If you find the stories and issues explored in The Graying of AIDS compelling, we urge you to channel your energy, ideas, and other resources into meaningful action. There are many ways you can get involved, both through supporting this project and by working directly to address the challenges confronting older adults living with HIV and those who care for them.
- Educate yourself. Whether you’re an older adult, a care provider, or a concerned family member, friend, or community member, our extended Resource Links can connect you with valuable information, resources, and organizations you might want to support. The more you learn about the issues and what is being done in your area to address them, the easier it’ll be to see how your talents, skills, and resources can best contribute to the critically important work taking place around the country.
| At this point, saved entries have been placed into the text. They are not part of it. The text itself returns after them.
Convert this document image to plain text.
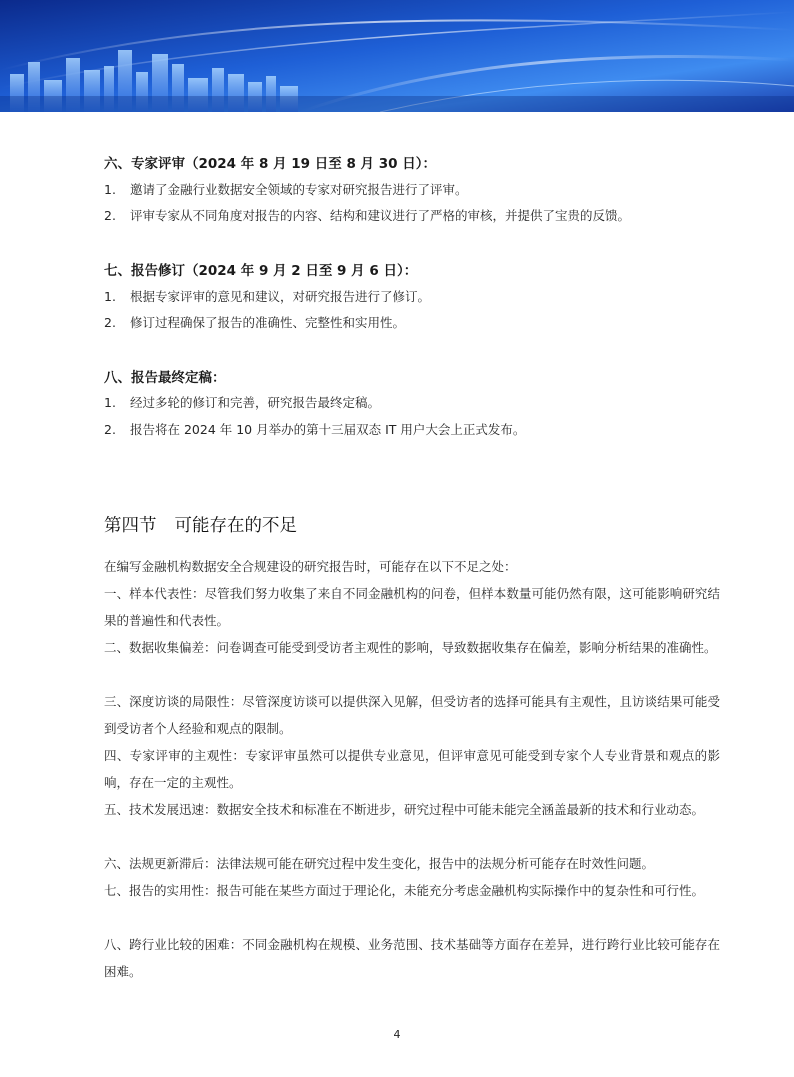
六、专家评审（2024 年 8 月 19 日至 8 月 30 日）：
1. 邀请了金融行业数据安全领域的专家对研究报告进行了评审。
2. 评审专家从不同角度对报告的内容、结构和建议进行了严格的审核，并提供了宝贵的反馈。
七、报告修订（2024 年 9 月 2 日至 9 月 6 日）：
1. 根据专家评审的意见和建议，对研究报告进行了修订。
2. 修订过程确保了报告的准确性、完整性和实用性。
八、报告最终定稿：
1. 经过多轮的修订和完善，研究报告最终定稿。
2. 报告将在 2024 年 10 月举办的第十三届双态 IT 用户大会上正式发布。
第四节 可能存在的不足
在编写金融机构数据安全合规建设的研究报告时，可能存在以下不足之处：
一、样本代表性：尽管我们努力收集了来自不同金融机构的问卷，但样本数量可能仍然有限，这可能影响研究结果的普遍性和代表性。
二、数据收集偏差：问卷调查可能受到受访者主观性的影响，导致数据收集存在偏差，影响分析结果的准确性。
三、深度访谈的局限性：尽管深度访谈可以提供深入见解，但受访者的选择可能具有主观性，且访谈结果可能受到受访者个人经验和观点的限制。
四、专家评审的主观性：专家评审虽然可以提供专业意见，但评审意见可能受到专家个人专业背景和观点的影响，存在一定的主观性。
五、技术发展迅速：数据安全技术和标准在不断进步，研究过程中可能未能完全涵盖最新的技术和行业动态。
六、法规更新滞后：法律法规可能在研究过程中发生变化，报告中的法规分析可能存在时效性问题。
七、报告的实用性：报告可能在某些方面过于理论化，未能充分考虑金融机构实际操作中的复杂性和可行性。
八、跨行业比较的困难：不同金融机构在规模、业务范围、技术基础等方面存在差异，进行跨行业比较可能存在困难。
4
- Talk about it. HIV/AIDS persists in part because all the things we find it difficult to talk about as a society – sex and sexuality, substance use, ageism, racism, classism, sexism, homophobia, and transphobia – contribute to its survival. The more we confront these cultural taboos and prejudices and work together to decrease their reach and power, the less they will act as barriers to critical education, support, treatment, and public policy changes. Don’t be afraid to open a dialog and ask difficult questions; it’s only by questioning the status quo that we can hope to change it.
- Do Something! There are amazing organizations working on the local, state, and national levels to address both the day-to-day challenges confronting older adults living with HIV/AIDS and the larger policy issues that impact their daily struggles. VOLUNTEER to help people get to their appointments and go grocery shopping; LOBBY your representatives to support universal access to health care and critical life-saving programs like ADAP (AIDS Drug Assistance Program); and yes, WRITE THOSE CHECKS – in economically challenging times, not-for-profits depend on your support to continue their work.